Alpha will reopen as Stearns

The Atlanta Journal-Constitution

Sunday, October 26, 2008

Come Monday morning, banking for customers of the former Alpha Bank and Trust should be back to normal, an FDIC official at the bank said Saturday.

Federal Deposit Insurance Corp. officials are spending the weekend combing through Alpha’s records so the institution can open Monday as Stearns Bank, said Linda Beavers, a regional ombudsman with the deposit insurance company. Some signs already had been changed by Saturday morning to reflect the new ownership.

Friday, FDIC and state officials closed Alpha’s Alpharetta and Marietta branches without warning. The closing limited some customers’ access to funds.

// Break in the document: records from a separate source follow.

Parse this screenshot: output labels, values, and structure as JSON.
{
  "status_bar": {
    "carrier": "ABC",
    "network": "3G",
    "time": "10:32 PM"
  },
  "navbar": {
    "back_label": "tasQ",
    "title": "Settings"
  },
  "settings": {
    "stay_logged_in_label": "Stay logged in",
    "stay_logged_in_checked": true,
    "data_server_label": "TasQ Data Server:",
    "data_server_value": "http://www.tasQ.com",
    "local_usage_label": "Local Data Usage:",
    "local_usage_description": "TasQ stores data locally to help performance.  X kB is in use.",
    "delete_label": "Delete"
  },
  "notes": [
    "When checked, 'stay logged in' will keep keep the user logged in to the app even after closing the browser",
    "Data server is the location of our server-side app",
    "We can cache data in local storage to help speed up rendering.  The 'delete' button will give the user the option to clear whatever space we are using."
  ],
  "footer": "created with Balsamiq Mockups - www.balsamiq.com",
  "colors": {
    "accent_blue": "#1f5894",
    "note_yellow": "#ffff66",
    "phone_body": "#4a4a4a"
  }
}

Attempts to contact bank officials on Saturday for comment were unsuccessful. A woman who answered the phone at the home of D. Michael Sleeth, listed as the chief financial officer and executive vice president of Alpha Bank, said he would have no comment.

According to the FDIC, Alpha Bank had total assets of $354.1 million and total deposits of $346.2 million as of Sept. 30.

Alpha also had approximately $16.8 million in brokered deposits that were not part of Friday’s transaction. The FDIC will pay the brokers directly for the amount of their insured funds, an FDIC news release said.

Alpha was the third bank failure in Georgia to follow the real estate slump, mortgage meltdown and credit crunch. Integrity Bank was shuttered in August. NetBank shut down in September 2007. All three banks were based in Alpharetta.

Beavers said she couldn’t say how many customers Alpha had, but the FDIC news release said at the time of closing, there were approximately $3.1 million in uninsured deposits held in approximately 59 accounts that potentially exceeded the insurance limits. This amount is an estimate that is likely to change once the FDIC obtains additional information from these customers, the release said.

Beavers said it is possible that all of the identified accounts will be fully insured because each person on the account is insured up to $250,000.

That is the case for Scott and Nancy Smith of Alpharetta, who have more than $250,000 in certificates of deposit. According to FDIC rules and regulations, the Smiths could have $500,000 in the bank and still be covered, so he is not worried, Scott Smith said.

Smith said he and his wife will continue to use community banks, even though two of the three where they have accounts, Alpha and Integrity, have been taken over.

“We just have to make sure the money is spread out,” he said.

Alpha was high on a recent list of banks with a disproportionate number of problem loans. Using the “Texas ratio,” which compares problem loans to capital and reserves available to absorb losses, FIG Partners calculated earlier this year that Alpha had the fourth- worst ratio among area banks, behind institutions in Suwanee, Loganville and Stockbridge.